The Platform Monopoly and the Fight for Ownership
Beyond the economic critique of AI, Doctorow turns his fire on the distribution mechanisms that control how we access information. He highlights the monopoly power of Amazon's audiobook platform, Audible, which he claims "controls 90% (!) of the audiobook market" and refuses to carry books that aren't locked with "digital rights management" (DRM). He writes, "Amazon's monopoly audiobook platform refuses to carry it, and so (once again) I'm pre-selling the audio, ebook and print edition in a Kickstarter campaign that proves that DRM-free isn't just the right way to reach an audience, it's also the best way to reach them."
This section of the commentary is particularly compelling because it connects the abstract concept of AI monopolies to the tangible reality of consumer rights. Doctorow explains that DRM creates a "switching cost" that traps users, noting that "every time a writer sells you an audiobook on Audible, they create a 'switching cost' that stops you from leaving Audible for a competitor." This creates a feedback loop where creators are forced to accept restrictive terms to reach an audience, further entrenching the monopoly. He draws a parallel to the "Napier's bones" era of calculation tools, suggesting that just as those tools were meant to be accessible and usable, modern digital tools should not be locked behind legal and technical barriers.
Selling books is how I pay the bills and keep the lights on, and as ever, this is the only way you can get a major publisher's ebooks and audiobooks with no DRM and no 'terms of service.' These are truly ebooks and audiobooks that you own.
A counterargument worth considering is that DRM-free distribution might limit the reach of works to niche audiences, potentially reducing the cultural impact of the author. However, Doctorow's data suggests otherwise, as his Kickstarter campaigns have proven financially viable and successful in reaching a dedicated readership that values ownership.
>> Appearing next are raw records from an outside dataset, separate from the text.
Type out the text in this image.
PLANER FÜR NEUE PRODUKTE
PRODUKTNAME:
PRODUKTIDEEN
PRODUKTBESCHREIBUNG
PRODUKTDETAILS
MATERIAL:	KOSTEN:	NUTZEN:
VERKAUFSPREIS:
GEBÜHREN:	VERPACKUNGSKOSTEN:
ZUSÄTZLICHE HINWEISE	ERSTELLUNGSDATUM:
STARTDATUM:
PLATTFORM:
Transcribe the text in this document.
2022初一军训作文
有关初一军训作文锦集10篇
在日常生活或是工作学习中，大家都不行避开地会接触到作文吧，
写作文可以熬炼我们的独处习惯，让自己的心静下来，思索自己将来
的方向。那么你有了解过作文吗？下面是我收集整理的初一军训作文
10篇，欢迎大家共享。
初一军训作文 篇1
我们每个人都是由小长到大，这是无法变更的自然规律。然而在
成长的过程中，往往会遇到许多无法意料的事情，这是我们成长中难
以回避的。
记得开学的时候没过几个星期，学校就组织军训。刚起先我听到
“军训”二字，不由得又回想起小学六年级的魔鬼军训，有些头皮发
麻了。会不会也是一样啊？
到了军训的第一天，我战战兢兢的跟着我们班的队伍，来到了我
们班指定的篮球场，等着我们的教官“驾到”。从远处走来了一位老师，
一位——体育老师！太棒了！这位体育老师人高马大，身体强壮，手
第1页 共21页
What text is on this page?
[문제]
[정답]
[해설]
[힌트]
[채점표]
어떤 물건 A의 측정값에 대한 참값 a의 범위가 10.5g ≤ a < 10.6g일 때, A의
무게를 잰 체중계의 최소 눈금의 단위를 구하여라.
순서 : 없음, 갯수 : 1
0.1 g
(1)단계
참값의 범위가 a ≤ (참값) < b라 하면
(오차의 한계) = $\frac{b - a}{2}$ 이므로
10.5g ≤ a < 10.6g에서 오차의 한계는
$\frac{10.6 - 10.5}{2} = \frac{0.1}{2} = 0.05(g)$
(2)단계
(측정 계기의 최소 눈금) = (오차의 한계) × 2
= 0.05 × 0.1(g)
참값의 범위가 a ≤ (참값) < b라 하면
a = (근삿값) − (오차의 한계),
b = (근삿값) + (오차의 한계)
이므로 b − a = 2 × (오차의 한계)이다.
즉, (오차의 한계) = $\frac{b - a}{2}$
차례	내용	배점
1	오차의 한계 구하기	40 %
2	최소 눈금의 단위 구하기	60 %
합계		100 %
He argues that the legal protections for DRM, which he calls "outrageous," extend globally due to trade agreements, effectively criminalizing the act of fixing or moving purchased content.
Bottom Line
Doctorow's most potent argument is that the AI bubble is a mechanism for transferring wealth from workers and consumers to monopolists, with the eventual collapse posing a greater threat to social stability than any rogue algorithm. His biggest vulnerability lies in the assumption that the bubble will inevitably burst without regulatory intervention, though his evidence of unsustainable spending and lack of profitability supports this view. Readers should watch for the moment the market corrects, as the "asbestos" of poorly implemented AI will then become a visible and costly burden on the economy.